Since its inception in 2010, Tasteful Selections has sought to push potatoes into the 21st century. For instance, its bite-sized baby and fingerling potatoes, which are its largest volume items, are pre-washed, don’t require peeling, and have faster cook times than traditional Russet potatoes. And microwavable products and varieties, including Take & Shake single-serve cups, Season & Savor family trays, SteamPak Minis, and even mini sweet potatoes, further interject speed, convenience, and relative ease-of-use into potato-forward dishes. The company even markets around the concept of rescued moments, hashtagged for Twitter, celebrating time savings in the kitchen as a means to find more personal and family time.

“And everything we do is whole potatoes, with their skins. It’s just that we tend to do very small potatoes,” says Nathan Bender, Vice President of Plant Operations. “We transformed the baby potato business in the U.S. to give our customers more offerings. We do reds, yellows, whites, medleys, purples, in all different types of packaging, starting in as small a format as a 5-ounce single-serve cup.”

Packaging formats
Bite-sized potatoes are differentiated into marble-sized one-bite, ping pong ball-sized two-bite, and golf ball-sized three-bite varieties. Package formats depend on the potato sizes, including 24-oz one-bite, 28-oz two-bite, and 40-oz three-bite polyethylene film packages. In Leno mesh polypropylene bags, 24-oz one-bite and 28-oz two-bite varieties are available, and slightly larger fingerlings come in 28-oz packages. The company does some bulk bagging in 10-, 20-, and 50-lb formats, though that trend, largely for meal kits, is slowing.

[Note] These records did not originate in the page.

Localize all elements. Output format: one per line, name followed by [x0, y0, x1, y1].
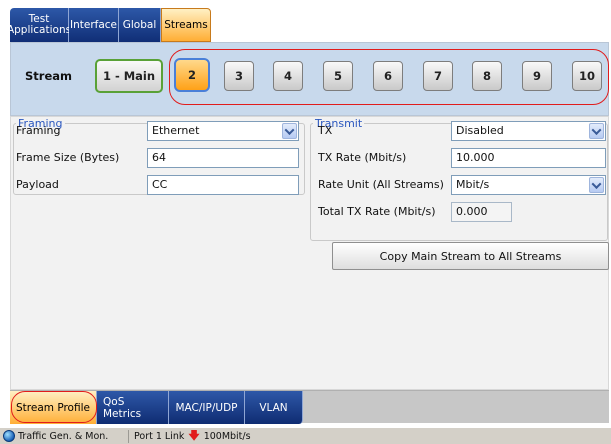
status-speed: 100Mbit/s — [203, 430, 251, 442]
status-app-label: Traffic Gen. & Mon. — [18, 430, 109, 442]
status-port-label: Port 1 Link — [134, 430, 185, 442]
rate-unit-select[interactable]: Mbit/s — [451, 175, 606, 195]
tab-stream-profile[interactable]: Stream Profile — [10, 391, 97, 424]
tab-vlan-label: VLAN — [259, 401, 288, 414]
framing-label: Framing — [16, 124, 61, 137]
bottom-tab-bar: Stream Profile QoS Metrics MAC/IP/UDP VL… — [10, 390, 609, 424]
rate-unit-label: Rate Unit (All Streams) — [318, 178, 444, 191]
tab-streams-label: Streams — [164, 18, 208, 31]
tx-rate-field[interactable]: 10.000 — [451, 148, 606, 168]
tab-test-applications[interactable]: Test Applications — [6, 8, 72, 42]
tab-interface-label: Interface — [70, 18, 118, 31]
tab-global-label: Global — [122, 18, 157, 31]
tx-label: TX — [318, 124, 333, 137]
copy-main-stream-button[interactable]: Copy Main Stream to All Streams — [332, 242, 609, 270]
status-app[interactable]: Traffic Gen. & Mon. — [3, 430, 108, 442]
red-down-arrow-icon: 🡇 — [188, 429, 200, 442]
stream-button-5[interactable]: 5 — [323, 61, 353, 91]
chevron-down-icon[interactable] — [282, 123, 297, 139]
stream-button-10[interactable]: 10 — [572, 61, 602, 91]
total-tx-rate-value: 0.000 — [456, 205, 488, 218]
payload-value: CC — [152, 178, 168, 191]
tx-rate-label: TX Rate (Mbit/s) — [318, 151, 407, 164]
tab-vlan[interactable]: VLAN — [245, 391, 303, 424]
tx-select[interactable]: Disabled — [451, 121, 606, 141]
tab-qos-metrics[interactable]: QoS Metrics — [97, 391, 169, 424]
frame-size-value: 64 — [152, 151, 166, 164]
stream-button-9[interactable]: 9 — [522, 61, 552, 91]
tab-streams[interactable]: Streams — [161, 8, 211, 42]
chevron-down-icon[interactable] — [589, 123, 604, 139]
stream-button-main[interactable]: 1 - Main — [95, 59, 163, 93]
rate-unit-value: Mbit/s — [456, 178, 490, 191]
status-port: Port 1 Link 🡇 100Mbit/s — [134, 430, 251, 442]
tab-mac-ip-udp-label: MAC/IP/UDP — [175, 401, 238, 414]
tx-value: Disabled — [456, 124, 504, 137]
framing-value: Ethernet — [152, 124, 200, 137]
tab-global[interactable]: Global — [119, 8, 161, 42]
tab-interface[interactable]: Interface — [69, 8, 119, 42]
stream-label: Stream — [25, 69, 72, 83]
tab-stream-profile-label: Stream Profile — [16, 401, 90, 414]
status-divider — [128, 430, 129, 443]
stream-selector-bar: Stream 1 - Main 2 3 4 5 6 7 8 9 10 — [10, 42, 609, 116]
stream-button-3[interactable]: 3 — [224, 61, 254, 91]
tx-rate-value: 10.000 — [456, 151, 495, 164]
stream-button-7[interactable]: 7 — [423, 61, 453, 91]
payload-field[interactable]: CC — [147, 175, 299, 195]
globe-icon — [3, 430, 15, 442]
stream-button-6[interactable]: 6 — [373, 61, 403, 91]
framing-select[interactable]: Ethernet — [147, 121, 299, 141]
stream-button-8[interactable]: 8 — [472, 61, 502, 91]
total-tx-rate-label: Total TX Rate (Mbit/s) — [318, 205, 436, 218]
tab-test-applications-label: Test Applications — [6, 13, 72, 36]
status-bar: Traffic Gen. & Mon. Port 1 Link 🡇 100Mbi… — [0, 427, 611, 444]
stream-profile-panel: Framing Framing Ethernet Frame Size (Byt… — [10, 116, 609, 390]
frame-size-label: Frame Size (Bytes) — [16, 151, 120, 164]
total-tx-rate-field: 0.000 — [451, 202, 512, 222]
stream-button-4[interactable]: 4 — [273, 61, 303, 91]
frame-size-field[interactable]: 64 — [147, 148, 299, 168]
stream-button-2[interactable]: 2 — [174, 58, 210, 92]
tab-mac-ip-udp[interactable]: MAC/IP/UDP — [169, 391, 245, 424]
chevron-down-icon[interactable] — [589, 177, 604, 193]
tab-qos-metrics-label: QoS Metrics — [103, 395, 142, 420]
top-tab-bar: Test Applications Interface Global Strea… — [6, 8, 211, 42]
payload-label: Payload — [16, 178, 59, 191]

New packs that have yet to be heavily automated—but won’t stay that way—include the SteamPak Minis. These single-serve potatoes in a carton are designed to compete with overwrapped Russet potatoes available at supermarkets.

“The theory behind this product is if a customer was going to pick up an overwrapped Russet for their lunch, he could instead pick up this single-serve item,” Bender says. “It would be the same area of the store, and be sold at a similar price, but it would have the benefits of a skin-on, flavorful potato. The flavor is really the big difference there versus a Russet. The skin is where most of your nutrients are in a potato, and a lot of people don’t eat the skin of a Russet.”

Still, the largest volume is in the aforementioned bagged bite-sized to fingerling potato formats. So, that means a lot of vertical bagging at the company’s Arvin, CA, location, which is central for its constituent growers. The company now has 13 total packaging lines, 11 of which are bagging lines, plus two bulk fill lines.

Evolving into uniform scales
“Tasteful Selections had started in a smaller facility in 2010, and we originally were using a certain type of checkweigher. We just always struggled with those, both with speed and accuracy,” Bender says. “We had Yamato scales feeding the bagger, and those were great, but this other brand of checkweigher downstream from the bagger just wasn’t doing the job.”